The organ is the Christoph Treutmann in Grauhof, Germany. Building began in 1734, when Treutmann was already in his 60s, and construction was completed three years later. With its three manuals, plus pedal, 42 stops, and approximately 2,500 pipes, it was the largest and most elaborate instrument Treutmann had built. But organs tend to be works in progress, often modified and updated over time to accommodate changing musical tastes, and so it was with Treutmann’s organ. Tinkering and tampering continued on it until 1777, well after the builder’s death in 1757. By 1848, almost a century later, one of the features that had been added, a keyboard-operated carillon, was de-installed, being considered no longer in vogue. The instrument was then left unmolested until 1989, when a three-year-long renovation was undertaken in which all of the original parts of the organ still in existence were retained and others were renewed true to the original concept. Special care was taken to restore the original sound pattern. And so, with Léon Berben’s new recording, we come full circle to what the Treutmann organ is presumed to have sounded like in Bach’s day.

Again, let me emphasize that it’s hard to know whether fault lies with the organ, Berben, the venue (the Monastery Church of St. Georg at the Grauhof estate), the recording, or to some combination thereof, but the sound strikes these ears as mush. I don’t know if it’s Berben’s choice of stops, but there’s a running-together of voices and a lack of sharpness in articulation that are deadly in Bach. It’s a big, impressive enough sound, but one that one resembles the character of a circus or ballpark calliope rather than that of the sharply focused, tightly defined organs on which I’m accustomed to hearing Bach’s works for the instrument.

Granted, there aren’t all that many recordings of the complete Clavier-Übung III, probably because performing it in its entirety is a tremendously taxing challenge for the player, but also, I’m guessing, because, apart from the opening and closing “St. Anne” Prelude and Fugue, the chorales, beautiful as they are, require a certain devotional frame of mind on the part of the listener that’s not easy to sustain over the duration.

That said, the only other complete Clavier-Übung III I’m familiar with is the 1970 recording by Helmut Walcha playing the Silberman organ in Strasburg’s Saint-Pierre-le-Jeune Church in his 12-disc Archiv set of Bach’s organ works. The sound of Walcha playing the Strasburg Silberman, compared to the sound of Berben playing the Grauhof Treutmann, is the difference between day and night. Walcha’s organ is bright, responsive, and fast-speaking, delineating the voices with clarity and clean separation. Berben’s organ and/or his manner of playing it correspond in sound to the texture of a marshmallow.
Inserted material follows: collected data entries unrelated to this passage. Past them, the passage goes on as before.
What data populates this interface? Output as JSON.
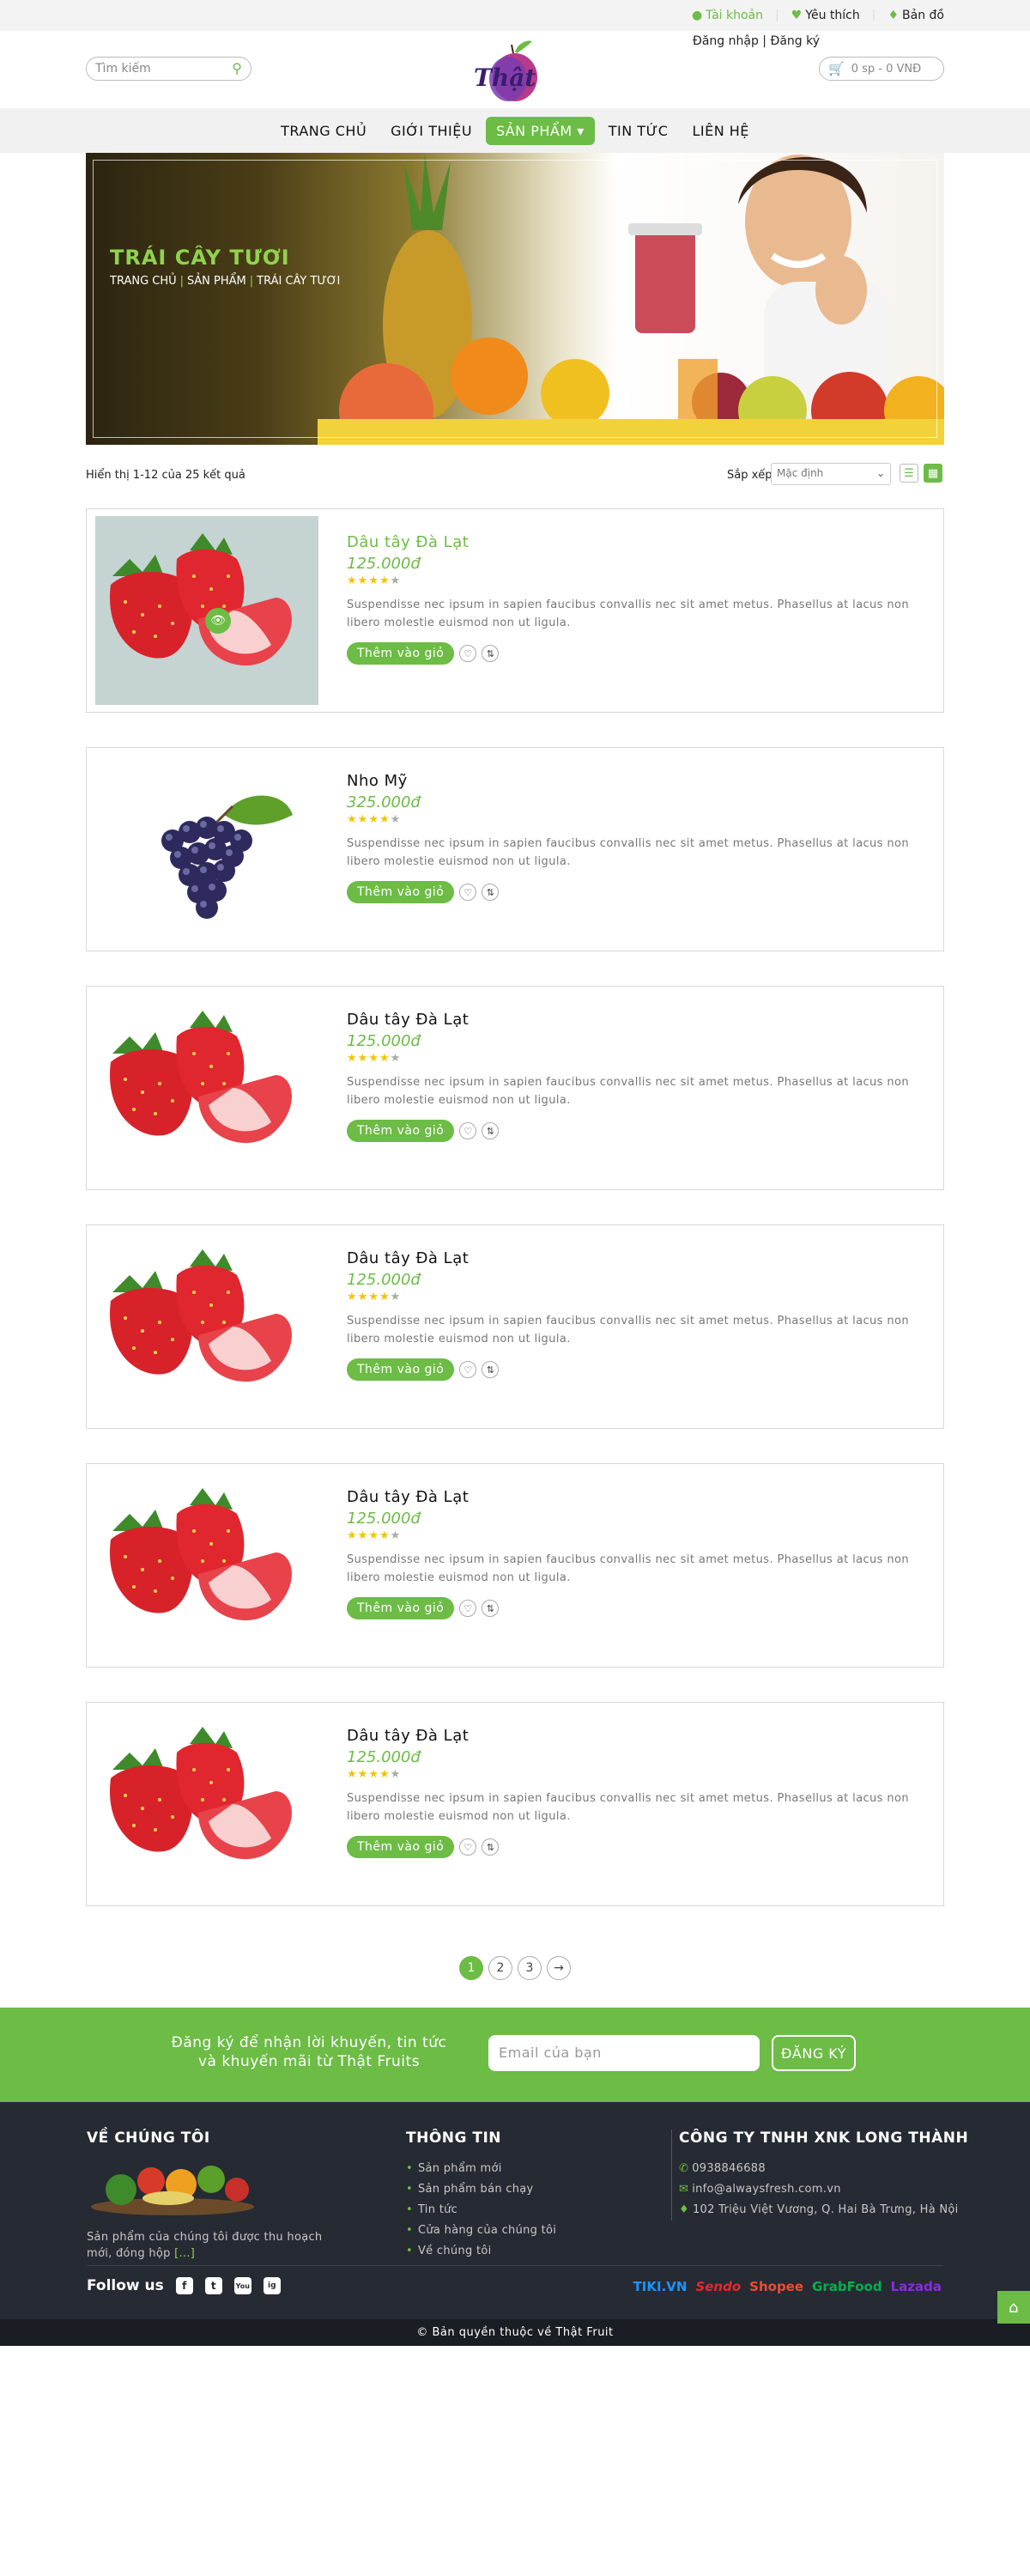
{
  "topbar": {
    "account": "Tài khoản",
    "wishlist": "Yêu thích",
    "map": "Bản đồ",
    "login_register": "Đăng nhập | Đăng ký"
  },
  "header": {
    "search_placeholder": "Tìm kiếm",
    "logo_text": "Thật",
    "cart": "0 sp - 0 VNĐ"
  },
  "nav": {
    "items": [
      "TRANG CHỦ",
      "GIỚI THIỆU",
      "SẢN PHẨM",
      "TIN TỨC",
      "LIÊN HỆ"
    ],
    "active_index": 2
  },
  "banner": {
    "title": "TRÁI CÂY TƯƠI",
    "breadcrumb": [
      "TRANG CHỦ",
      "SẢN PHẨM",
      "TRÁI CÂY TƯƠI"
    ]
  },
  "toolbar": {
    "result_count": "Hiển thị 1-12 của 25 kết quả",
    "sort_label": "Sắp xếp",
    "sort_value": "Mặc định"
  },
  "products": [
    {
      "name": "Dâu tây Đà Lạt",
      "price": "125.000đ",
      "rating": 4,
      "desc": "Suspendisse nec ipsum in sapien faucibus convallis nec sit amet metus. Phasellus at lacus non libero molestie euismod non ut ligula.",
      "add_label": "Thêm vào giỏ",
      "image": "strawberry",
      "highlight": true
    },
    {
      "name": "Nho Mỹ",
      "price": "325.000đ",
      "rating": 4,
      "desc": "Suspendisse nec ipsum in sapien faucibus convallis nec sit amet metus. Phasellus at lacus non libero molestie euismod non ut ligula.",
      "add_label": "Thêm vào giỏ",
      "image": "grape",
      "highlight": false
    },
    {
      "name": "Dâu tây Đà Lạt",
      "price": "125.000đ",
      "rating": 4,
      "desc": "Suspendisse nec ipsum in sapien faucibus convallis nec sit amet metus. Phasellus at lacus non libero molestie euismod non ut ligula.",
      "add_label": "Thêm vào giỏ",
      "image": "strawberry",
      "highlight": false
    },
    {
      "name": "Dâu tây Đà Lạt",
      "price": "125.000đ",
      "rating": 4,
      "desc": "Suspendisse nec ipsum in sapien faucibus convallis nec sit amet metus. Phasellus at lacus non libero molestie euismod non ut ligula.",
      "add_label": "Thêm vào giỏ",
      "image": "strawberry",
      "highlight": false
    },
    {
      "name": "Dâu tây Đà Lạt",
      "price": "125.000đ",
      "rating": 4,
      "desc": "Suspendisse nec ipsum in sapien faucibus convallis nec sit amet metus. Phasellus at lacus non libero molestie euismod non ut ligula.",
      "add_label": "Thêm vào giỏ",
      "image": "strawberry",
      "highlight": false
    },
    {
      "name": "Dâu tây Đà Lạt",
      "price": "125.000đ",
      "rating": 4,
      "desc": "Suspendisse nec ipsum in sapien faucibus convallis nec sit amet metus. Phasellus at lacus non libero molestie euismod non ut ligula.",
      "add_label": "Thêm vào giỏ",
      "image": "strawberry",
      "highlight": false
    }
  ],
  "pagination": {
    "pages": [
      "1",
      "2",
      "3"
    ],
    "next": "→",
    "active": "1"
  },
  "newsletter": {
    "text_line1": "Đăng ký để nhận lời khuyến, tin tức",
    "text_line2": "và khuyến mãi từ Thật Fruits",
    "email_placeholder": "Email của bạn",
    "button": "ĐĂNG KÝ"
  },
  "footer": {
    "about_title": "VỀ CHÚNG TÔI",
    "about_text": "Sản phẩm của chúng tôi được thu hoạch mới, đóng hộp",
    "about_more": "[...]",
    "info_title": "THÔNG TIN",
    "info_links": [
      "Sản phẩm mới",
      "Sản phẩm bán chạy",
      "Tin tức",
      "Cửa hàng của chúng tôi",
      "Về chúng tôi"
    ],
    "company_title": "CÔNG TY TNHH XNK LONG THÀNH",
    "phone": "0938846688",
    "email": "info@alwaysfresh.com.vn",
    "address": "102 Triệu Việt Vương, Q. Hai Bà Trưng, Hà Nội",
    "follow_label": "Follow us",
    "social": [
      "f",
      "t",
      "You",
      "ig"
    ],
    "partners": [
      "TIKI.VN",
      "Sendo",
      "Shopee",
      "GrabFood",
      "Lazada"
    ]
  },
  "copyright": "© Bản quyền thuộc về Thật Fruit",
  "colors": {
    "accent": "#6cbc45",
    "footer_bg": "#262a33"
  }
}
I might also mention that the Treutmann’s vox humana stop, if that’s what it is—a stop on which Berben relies too heavily in the chorales—has the widest, most annoying vibrato I’ve ever heard. If you’ve ever experienced that rapidly oscillating jitter on a defective CD, you’ll have an idea of the effect I’m trying to describe. It made me want to take a hammer to my CD player to get it to stop.

I really wanted to like and recommend this release, but instead, it seems that I’ve joined my colleagues in their generally unenthusiastic response to Léon Berben. I’d steer clear of this one.